CCS is the control and connectivity leg of the three-part UCLASS programme. The other two legs are the UCLASS air vehicle and its physical control station aboard a carrier. Integration and testing of all three systems will be done at Pax River’s laboratory.

The navy already has demonstrated the feasibility of a stealthy, tailless carrier-based UAS with the Northrop Grumman X-47B unmanned combat air systems demonstrator (UCAS-D) programme. That aircraft in August successfully launched from the USS Theodore Roosevelt, flew in formation with a Boeing F/A-18D Hornet and returned to the ship’s deck.

A final request for proposals from industry was expected following a meeting of a defence acquisition board scheduled for 10 September, but the meeting was delayed as the Navy reviews how to proceed with UCLASS in regard to the 2016 budgeting process.
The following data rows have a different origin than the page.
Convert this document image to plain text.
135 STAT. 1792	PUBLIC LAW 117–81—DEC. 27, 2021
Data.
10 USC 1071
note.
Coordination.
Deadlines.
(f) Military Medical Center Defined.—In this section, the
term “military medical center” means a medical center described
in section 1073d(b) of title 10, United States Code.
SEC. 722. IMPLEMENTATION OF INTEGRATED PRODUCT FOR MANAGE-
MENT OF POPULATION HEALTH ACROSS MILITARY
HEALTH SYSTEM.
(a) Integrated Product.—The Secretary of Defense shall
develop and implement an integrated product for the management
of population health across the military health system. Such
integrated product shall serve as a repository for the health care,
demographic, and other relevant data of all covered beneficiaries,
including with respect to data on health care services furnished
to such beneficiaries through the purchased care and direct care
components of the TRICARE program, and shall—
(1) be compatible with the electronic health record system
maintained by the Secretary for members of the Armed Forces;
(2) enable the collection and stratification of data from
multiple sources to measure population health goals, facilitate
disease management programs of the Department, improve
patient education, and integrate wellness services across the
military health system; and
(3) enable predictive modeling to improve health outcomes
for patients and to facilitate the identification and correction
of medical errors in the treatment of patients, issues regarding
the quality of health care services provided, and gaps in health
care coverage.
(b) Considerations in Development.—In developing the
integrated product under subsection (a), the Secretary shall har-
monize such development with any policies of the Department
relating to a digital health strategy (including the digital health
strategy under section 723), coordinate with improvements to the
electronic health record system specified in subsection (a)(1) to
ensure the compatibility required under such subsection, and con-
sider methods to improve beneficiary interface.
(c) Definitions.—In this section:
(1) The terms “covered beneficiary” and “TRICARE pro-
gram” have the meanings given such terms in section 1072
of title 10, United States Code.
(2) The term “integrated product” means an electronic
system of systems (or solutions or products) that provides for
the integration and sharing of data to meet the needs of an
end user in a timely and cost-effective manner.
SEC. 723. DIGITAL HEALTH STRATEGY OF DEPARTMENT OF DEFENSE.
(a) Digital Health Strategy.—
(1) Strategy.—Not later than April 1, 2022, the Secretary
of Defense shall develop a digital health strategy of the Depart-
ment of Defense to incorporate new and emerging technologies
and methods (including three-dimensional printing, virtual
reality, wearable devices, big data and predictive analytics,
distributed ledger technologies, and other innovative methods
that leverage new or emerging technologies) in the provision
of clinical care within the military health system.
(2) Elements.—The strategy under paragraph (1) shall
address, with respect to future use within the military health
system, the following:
Northrop, Boeing, Lockheed Martin and General Atomics Aeronautical Systems already were awarded preliminary design review contracts for the air vehicle last year.

“One of the premises that started CCS was not rebuilding the software that we needed for every UAS every time,” CCS team lead Jeff Davis says in a statement. “We focused on using existing products that we have within the Navy inventory to provide that first baseline going forward for the next UAS, in this case UCLASS. As a result, this allows development investment to focus on the future — the new capabilities that you can bring to the fleet.”

The new software uses the Navy’s interoperability profile standards which allows control stations to talk to and share data with multiple UAS, he says. Software from Triton and Fire Scout is being used to arrive at the baseline intended to eventually control all three and allow them to share information.

“This iteration forms the baseline for all future UCLASS control software,” said Cmdr Wade Harris, control system and connectivity lead for UCLASS. “These early lab tests will help inform us as we move forward with development and eventually test with the air vehicle.